In 2012, Lester Brown, president of the Earth Policy Institute, authored “Full Planet, Empty Plates.” He wrote, “Not only are there no substitutes for water, but the world needs vast amounts of it to produce food.” He went on to state that adults drink four liters of water a day but it takes 2,000 liters of water, 500 times as much as we drink, to produce the food we consume each day.
The impact of climate change to national security is clear. When a country loses the ability to govern due to a shortage of basic life needs — food and drink — citizens are likely to rebel, or other factions will step in and try to take control. These actions are destabilizing to countries and a threat to our national security when U.S. interests or investments are high. As intelligence analysts, the question we need to be asking is, how can national security be more proactive in dealing with these challenges? I recommend a multistep approach.
One of the primary steps is to have access to multidisciplinary data, including physical and social science data. Second, the data needs to be integrated and assimilated on a time scale that supports a rapid response. Third, a paradigm shift must occur for policy and decision makers so they are equipped to make the proper notifications for an event that is anticipated, rather than reacting to one that has already occurred.
Finally, the intelligence analyst needs to embrace the new tradecraft, one in which multiple analysts from different disciplines prepare coordinated, anticipatory analyses for decision makers. Efforts to increase our knowledge by incorporating social science data, often referred to as human geography, with physical science data will produce more in-depth GEOINT analytic results.
These steps are vital before national security can be more proactive.
At NGA, research into anticipatory outcomes has begun in order to assist decision and policymakers to understand “what’s next.”
The nexus approach to looking at many complex systems to understand how they are interdependent had its debut in 2011 at the Bonn Nexus International Conference, “The Water Energy and Food Security Nexus — Solutions for the Green Economy.” Applying a systems-thinking approach to understanding the spatial and temporal linkages and interdependencies of complex systems, such as water, food and energy, is a challenging new opportunity for the GEOINT analytic tradecraft.
“These complex systems have spatial extent and exhibit ‘patterns of life’ over time, which can be modeled, visualized and exploited,” said Edward Cope, director of Basic and Applied Research at NGA. “By leveraging big data, pervasive compute power, transdisciplinary science expertise and systems thinking, GEOINT analysts will be able to expose nonlinear relationships between systems, and provide anticipatory insights to nonobvious system behaviors, resulting from second and third order network affects.”
A successful result from the integration of physical and social science data would be the ability to project multiple outcomes or futures from that assimilated information.
In order to make this shift, our GEOINT education programs and existing analytic tradecraft will have to evolve.
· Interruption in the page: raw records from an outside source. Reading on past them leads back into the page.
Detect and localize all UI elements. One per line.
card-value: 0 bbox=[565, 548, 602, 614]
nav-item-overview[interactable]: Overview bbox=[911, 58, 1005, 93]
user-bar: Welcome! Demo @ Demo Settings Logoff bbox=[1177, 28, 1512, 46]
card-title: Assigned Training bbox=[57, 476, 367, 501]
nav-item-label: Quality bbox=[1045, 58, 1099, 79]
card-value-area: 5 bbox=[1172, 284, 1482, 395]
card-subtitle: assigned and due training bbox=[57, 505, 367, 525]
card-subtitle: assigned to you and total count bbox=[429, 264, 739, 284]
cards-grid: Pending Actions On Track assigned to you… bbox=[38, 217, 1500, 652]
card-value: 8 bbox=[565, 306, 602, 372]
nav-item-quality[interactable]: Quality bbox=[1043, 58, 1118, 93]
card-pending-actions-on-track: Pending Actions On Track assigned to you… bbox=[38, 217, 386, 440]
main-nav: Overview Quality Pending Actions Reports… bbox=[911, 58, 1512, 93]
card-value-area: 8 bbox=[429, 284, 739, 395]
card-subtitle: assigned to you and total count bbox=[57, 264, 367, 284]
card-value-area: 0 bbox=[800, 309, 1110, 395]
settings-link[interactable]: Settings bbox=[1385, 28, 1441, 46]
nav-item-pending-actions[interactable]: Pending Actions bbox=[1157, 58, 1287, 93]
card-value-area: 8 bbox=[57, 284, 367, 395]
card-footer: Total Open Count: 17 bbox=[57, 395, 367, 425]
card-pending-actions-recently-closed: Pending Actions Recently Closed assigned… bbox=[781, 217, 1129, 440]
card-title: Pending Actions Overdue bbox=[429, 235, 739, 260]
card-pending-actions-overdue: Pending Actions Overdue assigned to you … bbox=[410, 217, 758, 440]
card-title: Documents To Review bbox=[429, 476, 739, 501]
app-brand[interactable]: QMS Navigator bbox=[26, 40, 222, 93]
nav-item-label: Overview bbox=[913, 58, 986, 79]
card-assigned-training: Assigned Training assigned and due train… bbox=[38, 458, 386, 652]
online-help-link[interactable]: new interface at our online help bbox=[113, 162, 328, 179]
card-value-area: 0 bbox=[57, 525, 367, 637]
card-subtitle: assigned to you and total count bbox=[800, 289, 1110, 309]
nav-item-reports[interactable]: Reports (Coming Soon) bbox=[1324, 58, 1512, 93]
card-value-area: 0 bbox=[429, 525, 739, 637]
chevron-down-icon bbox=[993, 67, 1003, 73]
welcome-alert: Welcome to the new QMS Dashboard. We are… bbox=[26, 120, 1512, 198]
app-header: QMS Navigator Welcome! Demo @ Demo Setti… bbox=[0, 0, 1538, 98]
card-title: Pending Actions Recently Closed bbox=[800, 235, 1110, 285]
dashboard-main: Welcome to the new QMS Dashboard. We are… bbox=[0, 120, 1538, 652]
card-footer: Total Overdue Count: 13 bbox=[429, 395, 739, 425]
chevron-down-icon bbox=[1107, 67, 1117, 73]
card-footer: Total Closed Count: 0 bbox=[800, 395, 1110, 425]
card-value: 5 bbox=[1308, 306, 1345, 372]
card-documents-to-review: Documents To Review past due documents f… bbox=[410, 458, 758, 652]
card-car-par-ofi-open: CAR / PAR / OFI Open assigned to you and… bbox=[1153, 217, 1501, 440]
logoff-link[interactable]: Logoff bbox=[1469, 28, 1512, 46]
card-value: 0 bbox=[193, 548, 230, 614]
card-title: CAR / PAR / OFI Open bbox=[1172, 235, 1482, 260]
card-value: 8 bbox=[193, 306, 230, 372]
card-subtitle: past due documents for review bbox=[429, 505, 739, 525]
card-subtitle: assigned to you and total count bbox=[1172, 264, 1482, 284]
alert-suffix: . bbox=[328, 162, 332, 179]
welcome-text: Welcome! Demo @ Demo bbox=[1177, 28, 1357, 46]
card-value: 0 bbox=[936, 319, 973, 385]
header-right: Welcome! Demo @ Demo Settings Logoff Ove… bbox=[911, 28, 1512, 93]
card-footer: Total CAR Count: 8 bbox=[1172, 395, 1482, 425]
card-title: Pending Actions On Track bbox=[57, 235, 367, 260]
This will bring the integrative power of spatial temporal reasoning in the context of dynamic systems thinking, delivering anticipatory analysis.
The significant consequence of this type of analysis to the policy and decision makers is a proactive stance when facing the national security problems posed by a rapidly changing global climate.
Chris Crosiar holds a Ph.D. in Atmospheric Science from the University of Missouri-Columbia. She currently is a research and development scientist in the Office of Basic and Applied Research at the National Geospatial-Intelligence Agency.